Monday, July 14, 2008

California's flavor of freedom

It was Saturday night, and it was hot. My girlfriend and I were baking in our apartment, wondering what to do at half-past-midnight. We just needed to get out, so we settled on hitting a fast food place for a midnight snack. On the way back, I opened the window and found the air to be perfect. Just short of warm, with a slight breeze.

"Tonight would be a perfect night to go to a park, and eat, and look at the stars."

Of course, no sooner had the words left my lips than I remembered that an attempt at such an activity would be illegal.

The public parks in our county close at 10 o'clock. But this is just so the cops can kick out people up to no good, right?

Does it matter?

The result is the same.

Any sweeping law or regulation that is meant to stop or block a small percentage of the population still blocks the rest. Punishing the many because of a few bad apples.

People seem to think that just because the legislation isn't pointed DIRECTLY at them, it's no big deal. Wrong. If it affects you in any way; it IS pointed directly at you.

I can't even go to a damn public park.

This sure makes for a confusing, and angering "Freedom is..." statement...

Freedom is... being able to go to a public park.

2 comments:

Fletch said...

Having lived across the street from a park, I happen to know that this IS enforced.

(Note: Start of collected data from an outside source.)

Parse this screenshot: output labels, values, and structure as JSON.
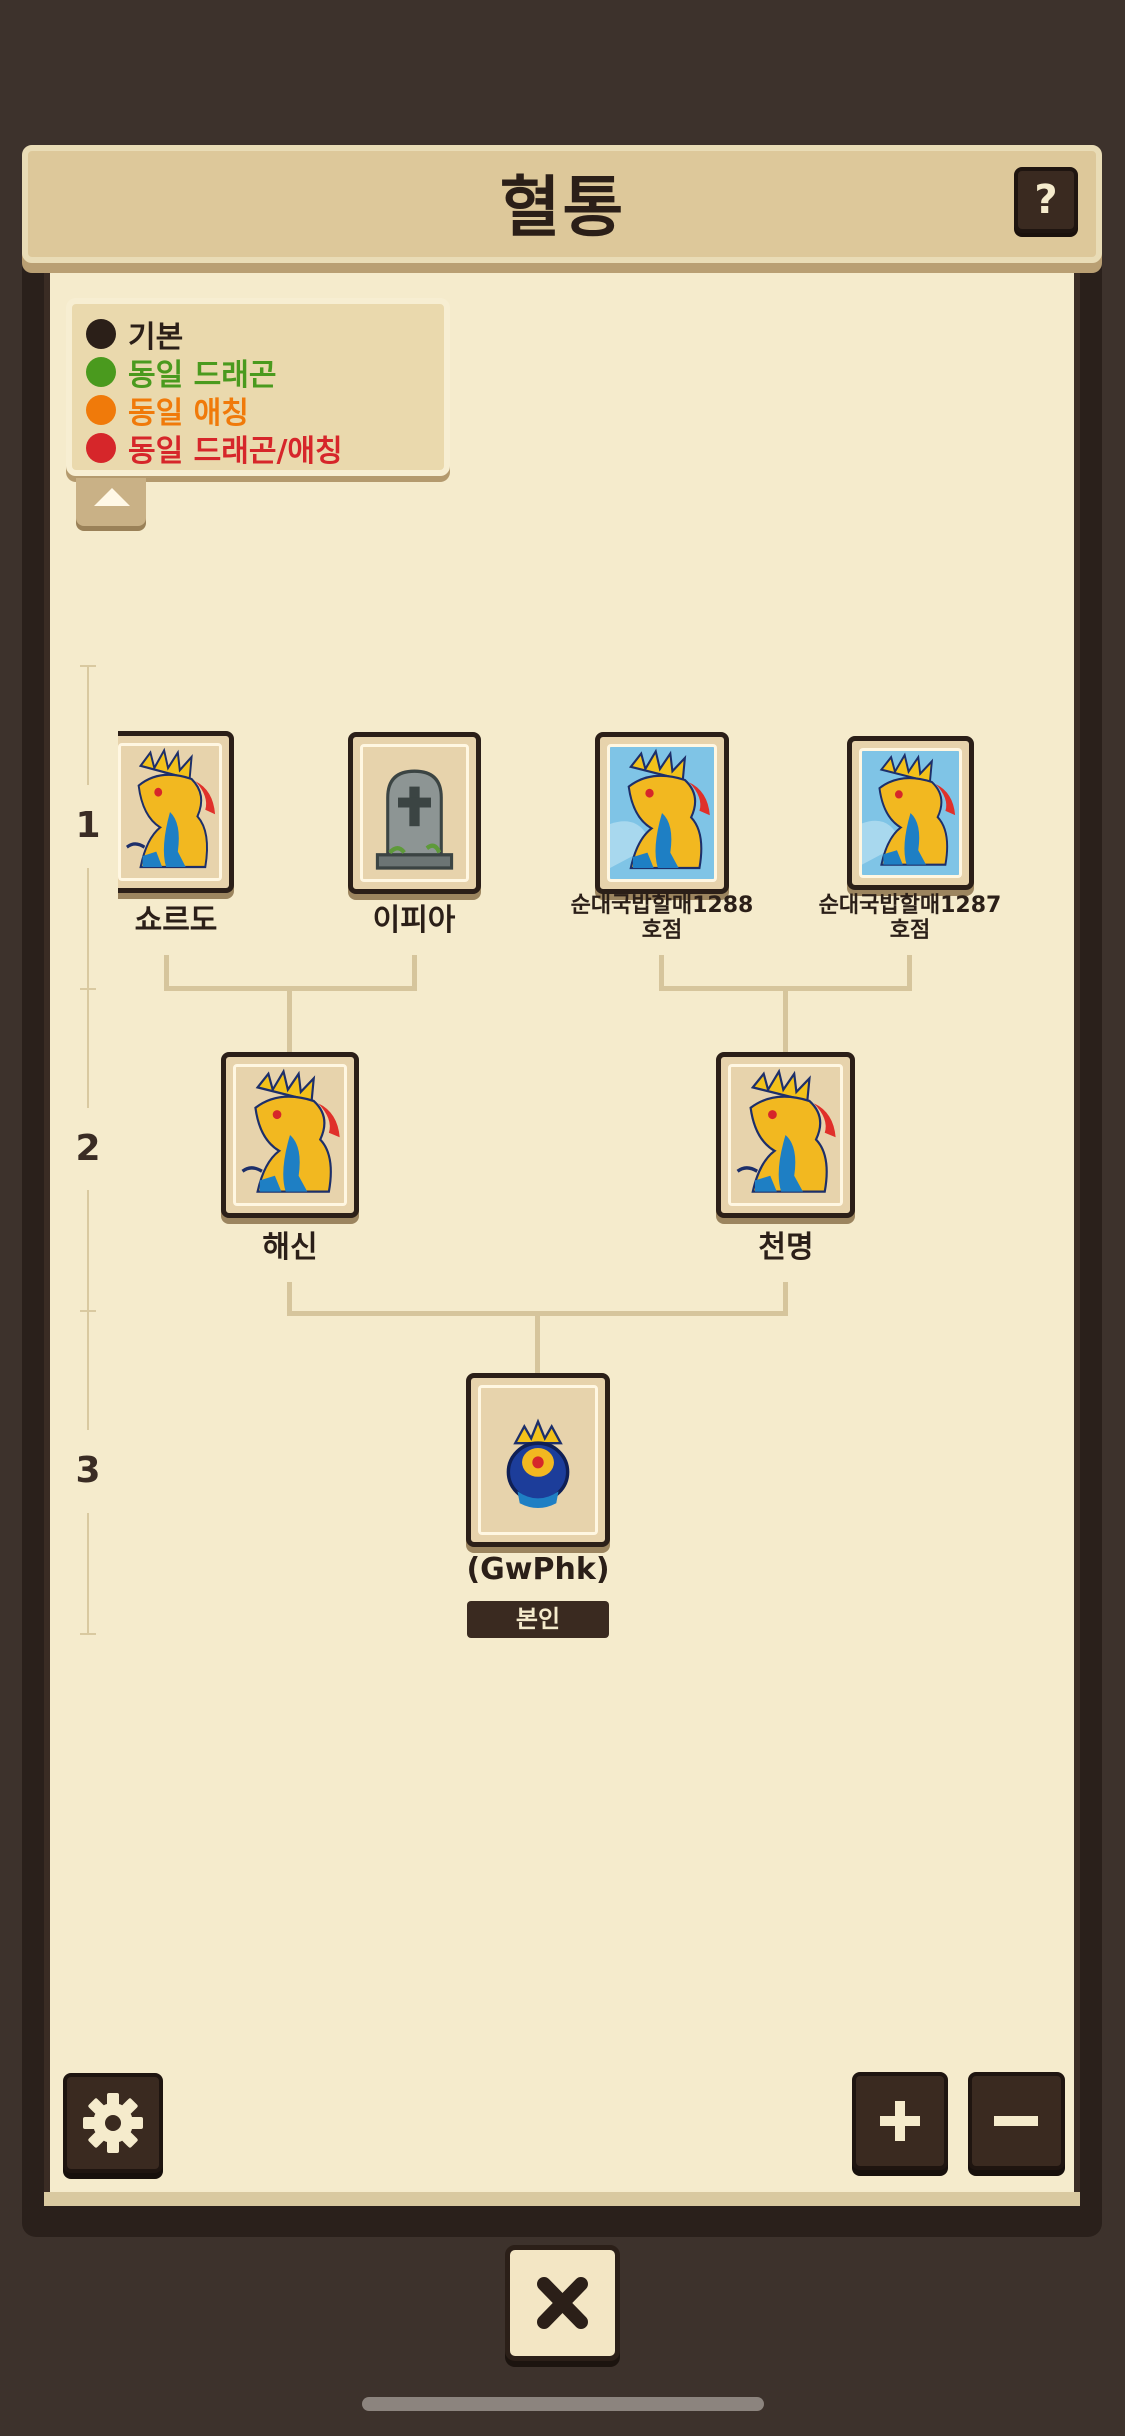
{
  "title": "혈통",
  "help_label": "?",
  "legend": {
    "items": [
      {
        "label": "기본",
        "color": "#2b1f18"
      },
      {
        "label": "동일 드래곤",
        "color": "#4a9a1e"
      },
      {
        "label": "동일 애칭",
        "color": "#f07a0a"
      },
      {
        "label": "동일 드래곤/애칭",
        "color": "#d6262a"
      }
    ]
  },
  "generations": [
    "1",
    "2",
    "3"
  ],
  "tree": {
    "gen1": [
      {
        "name": "쇼르도",
        "type": "dragon"
      },
      {
        "name": "이피아",
        "type": "tombstone"
      },
      {
        "name": "순대국밥할매1288\n호점",
        "name_line1": "순대국밥할매1288",
        "name_line2": "호점",
        "type": "dragon"
      },
      {
        "name_line1": "순대국밥할매1287",
        "name_line2": "호점",
        "type": "dragon"
      }
    ],
    "gen2": [
      {
        "name": "해신",
        "type": "dragon"
      },
      {
        "name": "천명",
        "type": "dragon"
      }
    ],
    "gen3": [
      {
        "name": "(GwPhk)",
        "badge": "본인",
        "type": "egg-dragon"
      }
    ]
  },
  "controls": {
    "settings": "gear-icon",
    "zoom_in": "+",
    "zoom_out": "−",
    "close": "close-icon"
  }
}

Cops will regularly drive through a park, shining their spot light around, looking for people still in the park after 10pm.

Huntington Beach cops really have nothing better to do.

Heaven help you if you try to do it after there has been some graffiti in the area, and they've been instructed to "crack down" on vandals...

Kent McManigal said...

I, too, have been kicked out of a park because it was "too late". I was not planning anything bad or destructive; not that it mattered to the dastardly Liberty Eradication Operative (LEO) who kicked me out.